Dictionary.com wrote:cre·a·tion·ism Pronunciation Key (kr-sh-nzm)
n.
Belief in the literal interpretation of the account of the creation of the universe and of all living things related in the Bible.
Specifically Young Earth Creationists (sometimes called Young Universe too) who believe in a 6,000 year old Earth and universe. A Creationist is assuredly not a Christian scientist. Hope that helps.
BTW, if you are going to discount a book without at least reading it then you are demonstrating your prejudices outweigh your search for truth and knowledge.

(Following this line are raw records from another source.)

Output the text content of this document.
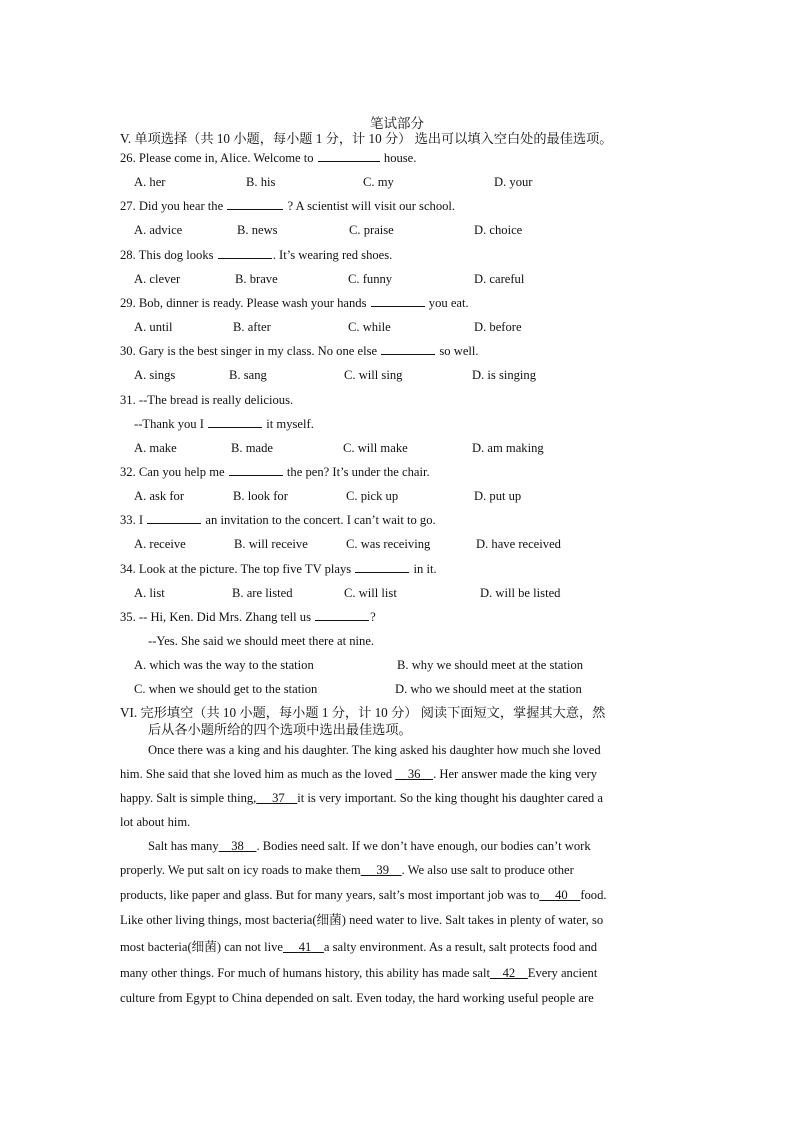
笔试部分
V. 单项选择（共 10 小题，每小题 1 分，计 10 分） 选出可以填入空白处的最佳选项。
26. Please come in, Alice. Welcome to	house.
A. her	B. his	C. my	D. your
27. Did you hear the	? A scientist will visit our school.
A. advice	B. news	C. praise	D. choice
28. This dog looks	. It’s wearing red shoes.
A. clever	B. brave	C. funny	D. careful
29. Bob, dinner is ready. Please wash your hands	you eat.
A. until	B. after	C. while	D. before
30. Gary is the best singer in my class. No one else	so well.
A. sings	B. sang	C. will sing	D. is singing
31. --The bread is really delicious.
--Thank you I	it myself.
A. make	B. made	C. will make	D. am making
32. Can you help me	the pen? It’s under the chair.
A. ask for	B. look for	C. pick up	D. put up
33. I	an invitation to the concert. I can’t wait to go.
A. receive	B. will receive	C. was receiving	D. have received
34. Look at the picture. The top five TV plays	in it.
A. list	B. are listed	C. will list	D. will be listed
35. -- Hi, Ken. Did Mrs. Zhang tell us	?
--Yes. She said we should meet there at nine.
A. which was the way to the station	B. why we should meet at the station
C. when we should get to the station	D. who we should meet at the station
VI. 完形填空（共 10 小题，每小题 1 分，计 10 分） 阅读下面短文，掌握其大意，然
后从各小题所给的四个选项中选出最佳选项。
Once there was a king and his daughter. The king asked his daughter how much she loved
him. She said that she loved him as much as the loved 36 . Her answer made the king very
happy. Salt is simple thing, 37 it is very important. So the king thought his daughter cared a
lot about him.
Salt has many 38 . Bodies need salt. If we don’t have enough, our bodies can’t work
properly. We put salt on icy roads to make them 39 . We also use salt to produce other
products, like paper and glass. But for many years, salt’s most important job was to 40 food.
Like other living things, most bacteria(细菌) need water to live. Salt takes in plenty of water, so
most bacteria(细菌) can not live 41 a salty environment. As a result, salt protects food and
many other things. For much of humans history, this ability has made salt 42 Every ancient
culture from Egypt to China depended on salt. Even today, the hard working useful people are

Pechenik indicates that although cephalopods can perceive shape, light intensity, and texture, they lack many of the advantages of an inverted retina, such as the ability to perceive small details.21 The visual system of the cephalopods is designed very differently than the inverted eye in other ways to enable them to function in their dark, water world. They can see only in black and white and have a narrow range of vision compared to humans. Their photoreceptor cell population is composed of only rods, and they contain a mere twenty million retina receptor cells compared to 126 million in humans.22 The rod’s outer segments contain rhodopsin pigment that has a maximum absorption in the blue-green part of the spectrum (475 nm), which is the predominant color in their environment. Photons change the rhodopsin to metarhodopsin and no further breakdown nor bleaching occurs.23
http://www.asa3.org/ASA/PSCF/2000/PSCF3-00Bergman.html
What you seem to want to ignore is the
why cephelopod and human eyes differ.
That still doesn't address the blind spot (and isn't Bergman a psychology major and also one who tried to discount Galileo's persecution as being concoted by secular conspiracy theorists? Also, the ASA is far from scientific last I checked).
Bergman's point amounts to nothing because he is simply trying to side-step the issue that mammalian eyes could
also have no blindspot given the squid eye hasn't got one. The argument for the difference being valid because the squid lives in a different environment means nothing. Does man need this blindspot because he lives on land? Why? At least justify what this man has written.
I also notice he failed to address the fact that vertebrate fish have inverted eyes and not the simpler and more efficient eye of the cephalopods. Tell me, does he feel they don't work in the same environment as the loveable squid?
Until someone points out why the human eye hasn't got this blindspot removed like the squid, regardless of spin-off function, he hasn't got a case.